Eye For Film >> Movies >> Memorable (2019) Film Review
Memorable
Reviewed by: Jennie Kermode
"Time spent in a painting is very much like going there again on vacation," the artist John Burk once said. "When the painting is done, I have seen every detail and nuance so thoroughly that a glance at the completed work is sufficient for a short visit."
It's not unusual for people with forms of amnesia to use pictures as memory aides. Louis (voiced by André Wilms) has been a painter all his life but, alas, he is losing his ability at the same time as memory is being stripped away from him by advancing dementia. His wife Michelle (Dominique Reymond) cares for him day in and day out, mostly alone, and they're both finding it exhausting. But despite all that he's lost, a core of Louis remains - his artist's instincts, his intelligence, his humour and his love for her.

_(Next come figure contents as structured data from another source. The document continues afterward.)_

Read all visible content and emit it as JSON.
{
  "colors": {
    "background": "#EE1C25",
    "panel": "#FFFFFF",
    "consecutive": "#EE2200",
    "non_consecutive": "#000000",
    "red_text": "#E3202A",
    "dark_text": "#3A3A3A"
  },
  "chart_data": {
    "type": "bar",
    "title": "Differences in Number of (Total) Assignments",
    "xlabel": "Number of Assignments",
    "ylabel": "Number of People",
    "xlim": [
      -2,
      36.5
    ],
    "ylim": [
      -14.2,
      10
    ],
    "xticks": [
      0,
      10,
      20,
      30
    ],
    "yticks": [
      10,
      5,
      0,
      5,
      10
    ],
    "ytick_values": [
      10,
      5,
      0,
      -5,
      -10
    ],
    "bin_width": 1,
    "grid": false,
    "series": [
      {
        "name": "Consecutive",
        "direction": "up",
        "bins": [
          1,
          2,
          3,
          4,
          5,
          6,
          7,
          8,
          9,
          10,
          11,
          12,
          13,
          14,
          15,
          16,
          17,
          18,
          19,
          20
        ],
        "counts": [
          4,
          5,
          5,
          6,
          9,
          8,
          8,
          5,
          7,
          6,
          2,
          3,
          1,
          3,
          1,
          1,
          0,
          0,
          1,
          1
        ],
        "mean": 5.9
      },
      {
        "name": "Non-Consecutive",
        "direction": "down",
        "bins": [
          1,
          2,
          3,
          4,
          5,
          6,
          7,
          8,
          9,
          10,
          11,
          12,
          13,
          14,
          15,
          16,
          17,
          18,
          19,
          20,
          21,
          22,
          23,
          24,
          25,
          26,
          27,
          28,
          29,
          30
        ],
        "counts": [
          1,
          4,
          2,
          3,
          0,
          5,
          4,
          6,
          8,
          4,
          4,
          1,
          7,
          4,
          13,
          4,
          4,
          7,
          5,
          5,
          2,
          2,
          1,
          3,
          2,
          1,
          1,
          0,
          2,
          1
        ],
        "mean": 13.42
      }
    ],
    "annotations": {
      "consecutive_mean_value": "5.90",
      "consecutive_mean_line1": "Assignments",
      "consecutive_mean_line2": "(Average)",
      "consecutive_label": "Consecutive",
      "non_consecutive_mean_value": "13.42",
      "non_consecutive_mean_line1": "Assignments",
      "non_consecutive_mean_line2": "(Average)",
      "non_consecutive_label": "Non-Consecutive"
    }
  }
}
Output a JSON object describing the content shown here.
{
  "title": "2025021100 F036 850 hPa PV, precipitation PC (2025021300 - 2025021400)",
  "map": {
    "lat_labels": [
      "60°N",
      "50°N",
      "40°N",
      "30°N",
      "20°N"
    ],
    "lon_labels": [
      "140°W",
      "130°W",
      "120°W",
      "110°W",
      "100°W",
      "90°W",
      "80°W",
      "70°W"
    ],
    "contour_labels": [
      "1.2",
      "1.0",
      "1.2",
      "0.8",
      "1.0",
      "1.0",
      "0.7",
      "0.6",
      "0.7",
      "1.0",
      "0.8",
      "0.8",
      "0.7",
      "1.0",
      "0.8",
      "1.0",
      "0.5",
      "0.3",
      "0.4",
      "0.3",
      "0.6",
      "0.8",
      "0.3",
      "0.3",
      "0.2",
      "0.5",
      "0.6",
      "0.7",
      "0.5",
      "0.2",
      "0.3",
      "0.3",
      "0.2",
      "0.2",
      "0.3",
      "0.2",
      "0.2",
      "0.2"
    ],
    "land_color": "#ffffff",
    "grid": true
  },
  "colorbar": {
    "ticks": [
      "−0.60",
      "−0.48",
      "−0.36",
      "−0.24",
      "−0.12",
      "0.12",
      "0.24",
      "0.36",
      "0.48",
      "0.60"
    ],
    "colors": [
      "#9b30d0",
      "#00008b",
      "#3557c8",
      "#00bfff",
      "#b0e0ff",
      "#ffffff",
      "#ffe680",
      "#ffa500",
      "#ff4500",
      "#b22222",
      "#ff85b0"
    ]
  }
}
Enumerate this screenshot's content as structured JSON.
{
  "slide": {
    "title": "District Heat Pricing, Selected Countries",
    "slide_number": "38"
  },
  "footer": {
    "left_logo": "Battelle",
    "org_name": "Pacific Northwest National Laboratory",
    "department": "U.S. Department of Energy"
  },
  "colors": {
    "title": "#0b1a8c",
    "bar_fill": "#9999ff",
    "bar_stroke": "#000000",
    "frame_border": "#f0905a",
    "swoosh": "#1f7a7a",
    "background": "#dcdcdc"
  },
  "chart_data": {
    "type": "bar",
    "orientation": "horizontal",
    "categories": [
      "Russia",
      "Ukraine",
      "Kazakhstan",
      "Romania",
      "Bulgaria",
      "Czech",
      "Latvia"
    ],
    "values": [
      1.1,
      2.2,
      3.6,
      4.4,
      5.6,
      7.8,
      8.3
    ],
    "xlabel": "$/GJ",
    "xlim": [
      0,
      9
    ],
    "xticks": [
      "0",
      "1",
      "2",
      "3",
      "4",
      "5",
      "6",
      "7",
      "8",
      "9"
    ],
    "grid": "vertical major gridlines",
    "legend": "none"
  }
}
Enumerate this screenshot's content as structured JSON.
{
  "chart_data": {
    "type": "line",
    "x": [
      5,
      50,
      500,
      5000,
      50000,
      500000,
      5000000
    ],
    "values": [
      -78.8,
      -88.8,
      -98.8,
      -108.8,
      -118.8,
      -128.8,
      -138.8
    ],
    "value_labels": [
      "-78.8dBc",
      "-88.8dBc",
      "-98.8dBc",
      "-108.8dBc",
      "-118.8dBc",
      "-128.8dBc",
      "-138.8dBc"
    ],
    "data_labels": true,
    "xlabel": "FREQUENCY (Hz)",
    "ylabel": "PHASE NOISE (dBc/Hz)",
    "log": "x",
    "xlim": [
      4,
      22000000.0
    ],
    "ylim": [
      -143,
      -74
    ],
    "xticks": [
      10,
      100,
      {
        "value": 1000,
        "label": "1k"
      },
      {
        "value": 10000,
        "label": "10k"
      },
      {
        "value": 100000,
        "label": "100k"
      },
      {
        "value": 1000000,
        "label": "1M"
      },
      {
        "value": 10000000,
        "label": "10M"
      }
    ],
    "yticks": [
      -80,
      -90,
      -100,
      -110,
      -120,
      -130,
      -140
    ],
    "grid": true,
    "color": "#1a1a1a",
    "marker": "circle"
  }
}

Bruno Collet's film is one of three stop motion animated shorts nominated for the Oscars this year. Though its puppets do most of the heavy lifting, it also blends in computer-generated animation techniques to explore Louis' changing perception, the contrast between the two emphasising the physicality of the former and, in turn, the physical burden of being a carer. Meanwhile, the paint that Louis sees bubbling up towards him seems like a layer of reality peeling away. Over the course of the film, Collet extends this metaphor to show us the disintegration of his ability to connect with the real world, the loss of memory gradually extending into a loss of immediate awareness.
Collet shows a rare understanding of the way that illnesses like this destroy part of a person rather than haphazardly crushing everything they are. Louis is presented throughout as a rational man trying to make sense of an increasingly irrational world. He approaches this in ways that are brave and creative and this helps us get to know him as a character so that the film is very much his story, not just another story about how such an illness affects those around the sufferer. Nevertheless, we see a good deal of Michelle's struggle too in a film that is impressively condensed, making efficient use of background dialogue. It has the density of a well written poem whilst retaining that sense of space and whimsy.
With a surprising store of warmth and joy hidden behind its tragic exterior, this is a beautiful little film which brings together impressive technical skill. insight and heart.